The art itself is quite removed from the earlier sources, probably because they had so little artistic value in themselves. Most of the figures painted wear bright Landsknecht garb, including German weapons and armor. In some sections such as the grappling, they wear simpler grey jumpsuits instead (and occasionally sprout belts when techniques require them), presumably to avoid confusing the body position. The figures stand on a simple patch of ground, lightly shaded with a few plants growing on it, and shadows indicate when a foot is on the ground rather than in the air. (This scheme falls apart somewhat in the plays of wrestling on the ground, since for some reason the artist elected to preserve the arrangement of earlier manuscripts and so a few figures appear to be executing pins while performing headstands--no doubt a master-level technique.)

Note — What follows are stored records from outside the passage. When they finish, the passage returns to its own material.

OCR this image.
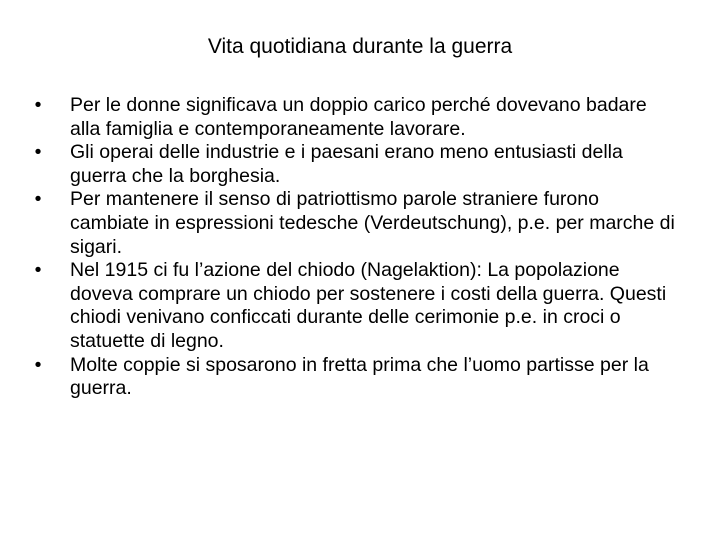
Vita quotidiana durante la guerra
• Per le donne significava un doppio carico perché dovevano badare alla famiglia e contemporaneamente lavorare.
• Gli operai delle industrie e i paesani erano meno entusiasti della guerra che la borghesia.
• Per mantenere il senso di patriottismo parole straniere furono cambiate in espressioni tedesche (Verdeutschung), p.e. per marche di sigari.
• Nel 1915 ci fu l’azione del chiodo (Nagelaktion): La popolazione doveva comprare un chiodo per sostenere i costi della guerra. Questi chiodi venivano conficcati durante delle cerimonie p.e. in croci o statuette di legno.
• Molte coppie si sposarono in fretta prima che l’uomo partisse per la guerra.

Sorting through the scans I arrive at the following breakdown:
- 1r - title page
2r-8r - spear, spear and sword
9r-59r - longsword
60r-69r - poleaxe
70r-140r - grappling (up to 128r from Eyb)
141r-143r - people strangling each other with sashes
144r-145r - armored figures from Bellifortis
146r-193r - armored fencing (mostly from Eyb)
194r-203r - longsword vs. dagger from Eyb
204r-205r - dagger
206r - dagger and buckler image from Bellifortis
207r-252r - dagger mostly from Eyb
253r-260r - longshield from Eyb
261r-285r - mounted fencing, cavalry vs. infantry
286r - mounted lance vs. rifle
287v-288r - spread of mounted skirmish in tournament?
289r-293r - mounted fencing
294r-307r - representation of a sword dance (pointed out by Roger Norling)
While this treatise is unfortunately textless like the 5278, Ludwig von Eyb's entry includes extensive text and in this way provides a valuable counterpart to the 10799. Barbara Kappelmayr and Andreas Meier have kindly transcribed it for us, and it is available as a PDF from the Gesellschaft für pragmatische Schriftlichkeit. To match up the text with the images, see the Wiktenauer article on Eyb.
Color scans of the Codex 10799 are available for free on the ONB website. Unfortunately, there doesn't seem to be a way of downloading a PDF of the images, so you'll probably have to do what I did and spend a few hours loading each image and saving it. You can access the image gallery by going to the Catalog entry and clicking the "Digitalisat" link. On the plus side, the images are delightfully-high resolution.
The Wiktenauer article for this manuscript is now online, though I haven't decided how or if I will be updating Ludwig von Eyb's article based on this manual.